Źródło: Corbis Historical

To, co miało budzić refleksje na temat związków i stało się jednym z fundamentów kina artystycznego lat 70., już na początku spotkało się z oskarżeniami o obsceniczność i brak szacunku dla przedstawiania intymności. Sceny seksu, w tym ta szczególnie kontrowersyjna z użyciem masła, stały się przedmiotem publicznej debaty, wywołując oburzenie. Ale też fascynację. To właśnie te momenty, pełne surowości i autentyzmu, sprawiły, że film zyskał miano kultowego. Po latach wyszło jednak na jaw, że największym problemem filmu było nie to, w jaki sposób ukazywał relacje międzyludzkie, lecz to, co działo się za jego kulisami.

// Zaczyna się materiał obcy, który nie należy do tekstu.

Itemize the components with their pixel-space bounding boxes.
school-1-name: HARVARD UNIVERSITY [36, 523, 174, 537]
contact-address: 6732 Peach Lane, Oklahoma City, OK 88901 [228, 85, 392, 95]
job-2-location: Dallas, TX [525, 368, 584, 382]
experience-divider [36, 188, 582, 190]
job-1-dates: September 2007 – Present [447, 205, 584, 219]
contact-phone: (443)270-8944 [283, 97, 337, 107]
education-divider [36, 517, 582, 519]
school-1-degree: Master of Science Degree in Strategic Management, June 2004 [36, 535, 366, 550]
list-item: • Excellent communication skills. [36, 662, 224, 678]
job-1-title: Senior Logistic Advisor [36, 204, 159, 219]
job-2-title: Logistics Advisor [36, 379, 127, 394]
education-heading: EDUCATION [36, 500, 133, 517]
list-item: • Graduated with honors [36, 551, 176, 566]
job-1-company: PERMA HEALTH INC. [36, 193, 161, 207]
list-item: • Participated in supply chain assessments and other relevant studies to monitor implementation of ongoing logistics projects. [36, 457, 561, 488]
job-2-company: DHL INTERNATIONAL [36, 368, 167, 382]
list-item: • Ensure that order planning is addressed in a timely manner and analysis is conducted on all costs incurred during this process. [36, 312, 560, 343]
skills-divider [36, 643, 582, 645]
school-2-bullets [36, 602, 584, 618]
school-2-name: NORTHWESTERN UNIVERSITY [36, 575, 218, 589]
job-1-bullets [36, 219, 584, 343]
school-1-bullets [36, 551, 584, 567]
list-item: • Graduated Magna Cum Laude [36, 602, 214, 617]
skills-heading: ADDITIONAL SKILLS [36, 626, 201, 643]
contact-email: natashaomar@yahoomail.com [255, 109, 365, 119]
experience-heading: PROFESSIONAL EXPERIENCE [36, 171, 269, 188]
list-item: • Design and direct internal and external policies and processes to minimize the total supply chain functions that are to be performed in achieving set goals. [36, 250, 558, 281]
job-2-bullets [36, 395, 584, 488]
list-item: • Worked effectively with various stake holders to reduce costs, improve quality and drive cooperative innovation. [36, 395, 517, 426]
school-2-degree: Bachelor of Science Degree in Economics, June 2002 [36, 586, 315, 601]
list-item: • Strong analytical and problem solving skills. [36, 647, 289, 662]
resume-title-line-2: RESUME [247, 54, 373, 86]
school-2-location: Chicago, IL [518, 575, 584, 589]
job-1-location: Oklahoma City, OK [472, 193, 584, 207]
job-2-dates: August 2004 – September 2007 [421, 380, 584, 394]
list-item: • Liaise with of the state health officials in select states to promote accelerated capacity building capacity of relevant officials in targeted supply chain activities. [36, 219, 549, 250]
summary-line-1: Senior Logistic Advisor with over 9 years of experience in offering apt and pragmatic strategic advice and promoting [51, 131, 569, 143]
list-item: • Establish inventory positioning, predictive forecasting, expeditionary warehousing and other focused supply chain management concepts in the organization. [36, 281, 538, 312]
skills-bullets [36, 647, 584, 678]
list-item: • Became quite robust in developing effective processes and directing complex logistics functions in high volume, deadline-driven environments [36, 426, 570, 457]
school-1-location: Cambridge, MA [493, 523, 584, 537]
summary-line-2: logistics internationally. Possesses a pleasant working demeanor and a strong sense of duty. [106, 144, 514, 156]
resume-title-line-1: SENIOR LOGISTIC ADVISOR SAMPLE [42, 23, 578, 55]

Bertolucci i "Ostatnie tango w Paryżu". Od nagród do problemów z prawem

Początkowy sukces "Ostatniego tanga w Paryżu" nie był wolny od cienia skandalu, który nie omijał ani samego filmu, ani jego reżysera. Bernardo Bertolucci zyskał sławę, ale równocześnie zmierzył się z ogromnymi problemami prawnymi. Po premierze filmu we Francji reżyser znalazł się na celowniku cenzury. Film został zakazany w wielu krajach. "Ostatnie tango w Paryżu" było szeroko dyskutowane w kontekście jego brutalnych scen erotycznych. Pojawiał się oskarżenia o przekroczenie granic dobrego smaku i przyzwoitości.

W wyniku zarzutów o przekroczenie granic moralności w filmie, w 1976 roku Bertolucci stracił obywatelstwo włoskie. Wówczas temat wykorzystania aktorki na planie nie był jeszcze szeroko znany. Dopiero po latach, Maria Schneider ujawniła w wywiadach, jak traumatyczne były kulisy realizacji filmu, zwłaszcza kontrowersyjnej sceny gwałtu.

Czytaj też: Ewa Puszczyńska produkuje serial fabularny dla platformy Max! O czym opowie "Piekło kobiet"?

"Ostatnie tango w Paryżu". Maria Schneider ujawniła prawdę po latach

Kontrowersje wokół "Ostatniego tanga w Paryżu" nie cichły z biegiem lat, ale kluczowym momentem, który zmienił postrzeganie dzieła, było gorzkie wyznanie Marii Schneider. Po wielu latach milczenia, aktorka, która w filmie zagrała główną rolę obok Marlona Brando, ujawnia dramatyczne kulisy swojej pracy na planie.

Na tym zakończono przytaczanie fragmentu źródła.